Here is where we hatched what he jokingly called “the Brooklyn Scheme.” Like me, Chick Koop was born and raised in Brooklyn. He grew up in Flatbush, originally populated by children and grandchildren of Dutch and German immigrants. It was just a few neighborhoods away from Bensonhurst. Chick’s scheme was one Brooklyn boy helping another to enable the pamphlet to be produced and mailed in a timely fashion. It was early 1988, and NIAID now had a substantial budget of $740 million. It was not unusual for one component of a government agency to transfer a small amount of money to another component for services rendered through what is referred to as an interagency transfer. Because my institute was the leading government agency performing and supporting AIDS research, the pamphlet, which might help prevent HIV infection, was in the interest of NIAID. When the first mailing went out, Chick called me up and with a mischievous laugh said, “I guess we Brooklyn boys pulled it off!”

The pamphlet had a profound effect on the country’s awareness of the seriousness of the AIDS epidemic and the risks of infection. It remains one of the most influential public health publications ever distributed by the U.S. government. It was both highly effective and controversial. This latter fact was illustrated by a syndicated cartoon that appeared in a number of newspapers showing a working mother leaving her home and telling her children as she walks out the door, “If anything comes in the mail from the Surgeon General, don’t open it!”

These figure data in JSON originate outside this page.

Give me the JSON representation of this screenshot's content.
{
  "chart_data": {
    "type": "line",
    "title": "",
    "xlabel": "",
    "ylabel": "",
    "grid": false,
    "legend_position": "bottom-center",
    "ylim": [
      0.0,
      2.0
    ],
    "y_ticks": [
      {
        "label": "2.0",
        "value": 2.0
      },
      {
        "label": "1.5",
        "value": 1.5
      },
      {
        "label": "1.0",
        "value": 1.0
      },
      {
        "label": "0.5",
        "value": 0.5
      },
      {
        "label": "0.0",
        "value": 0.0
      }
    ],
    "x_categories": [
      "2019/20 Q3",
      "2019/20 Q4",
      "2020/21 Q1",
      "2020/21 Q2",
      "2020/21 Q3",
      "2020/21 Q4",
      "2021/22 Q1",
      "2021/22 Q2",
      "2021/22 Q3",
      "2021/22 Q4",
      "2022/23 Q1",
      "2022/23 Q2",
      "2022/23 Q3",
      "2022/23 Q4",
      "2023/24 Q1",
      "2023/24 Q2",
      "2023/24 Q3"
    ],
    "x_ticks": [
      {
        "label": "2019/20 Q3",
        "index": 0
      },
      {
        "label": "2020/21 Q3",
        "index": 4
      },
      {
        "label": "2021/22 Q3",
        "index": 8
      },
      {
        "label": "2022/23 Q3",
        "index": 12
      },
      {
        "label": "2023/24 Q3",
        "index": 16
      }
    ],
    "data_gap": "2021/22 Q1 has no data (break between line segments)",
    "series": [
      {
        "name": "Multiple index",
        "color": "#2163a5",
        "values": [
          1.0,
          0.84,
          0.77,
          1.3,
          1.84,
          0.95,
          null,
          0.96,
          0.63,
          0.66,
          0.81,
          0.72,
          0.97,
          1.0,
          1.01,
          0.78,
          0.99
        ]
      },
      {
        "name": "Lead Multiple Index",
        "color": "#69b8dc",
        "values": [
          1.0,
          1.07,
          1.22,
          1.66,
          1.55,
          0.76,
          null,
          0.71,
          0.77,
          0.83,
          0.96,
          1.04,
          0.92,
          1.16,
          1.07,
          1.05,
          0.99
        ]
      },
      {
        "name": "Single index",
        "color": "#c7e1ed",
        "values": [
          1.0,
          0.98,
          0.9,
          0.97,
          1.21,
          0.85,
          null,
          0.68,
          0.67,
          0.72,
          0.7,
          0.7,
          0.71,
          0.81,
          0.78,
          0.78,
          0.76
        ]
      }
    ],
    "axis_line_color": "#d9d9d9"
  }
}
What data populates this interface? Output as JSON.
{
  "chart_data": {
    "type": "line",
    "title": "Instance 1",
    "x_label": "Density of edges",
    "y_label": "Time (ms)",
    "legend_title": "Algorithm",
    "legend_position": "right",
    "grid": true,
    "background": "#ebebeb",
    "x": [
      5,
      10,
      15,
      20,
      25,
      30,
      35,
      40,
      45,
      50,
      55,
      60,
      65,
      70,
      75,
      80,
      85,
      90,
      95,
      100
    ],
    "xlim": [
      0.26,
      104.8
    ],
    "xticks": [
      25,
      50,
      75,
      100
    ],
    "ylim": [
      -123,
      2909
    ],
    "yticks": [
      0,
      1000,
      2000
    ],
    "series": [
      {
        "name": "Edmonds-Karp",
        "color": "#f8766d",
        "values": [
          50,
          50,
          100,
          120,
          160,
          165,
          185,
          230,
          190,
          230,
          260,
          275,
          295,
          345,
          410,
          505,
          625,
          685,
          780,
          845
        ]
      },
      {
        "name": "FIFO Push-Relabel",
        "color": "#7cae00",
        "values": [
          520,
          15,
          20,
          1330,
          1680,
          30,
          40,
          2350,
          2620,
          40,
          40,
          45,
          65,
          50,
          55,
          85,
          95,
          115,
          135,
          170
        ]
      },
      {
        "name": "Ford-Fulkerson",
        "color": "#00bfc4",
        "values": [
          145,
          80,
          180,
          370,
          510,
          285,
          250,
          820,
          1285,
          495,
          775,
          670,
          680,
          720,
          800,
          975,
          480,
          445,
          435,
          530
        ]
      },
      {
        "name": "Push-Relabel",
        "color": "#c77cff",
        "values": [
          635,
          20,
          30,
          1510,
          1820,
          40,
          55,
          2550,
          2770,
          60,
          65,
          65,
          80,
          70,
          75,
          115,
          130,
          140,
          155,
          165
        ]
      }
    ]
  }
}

Chick Koop remained a force on issues related to public health for many years following his tenure as surgeon general. Our friendship endured, and Chick and I both were invited back to our medical school alma mater, Cornell University Medical College, in May 1992. I was to receive the Alumni Award of Distinction, and Chick was to deliver the commencement address. He decided that we should rent a limousine and take a tour of our childhood landmarks in Brooklyn. We visited his elementary school, the Flatbush School, and mine, Our Lady of Guadalupe; the sports fields where he played football and I played baseball; and other neighborhood hangouts. We finished the day by driving to Coney Island to reprise one of the great treats of our childhood, a hot dog at Nathan’s Famous. As we stood on line waiting to be served, a small crowd gathered around us and began staring at Chick. Soon you could hear people saying, “Hey, isn’t that the surgeon general guy? That must be him, look at that crazy beard. What is he doing here?”

He heard the remark, started to laugh, and said, “What do you think I am doing here? I’m a Brooklyn guy, and this is Nathan’s.”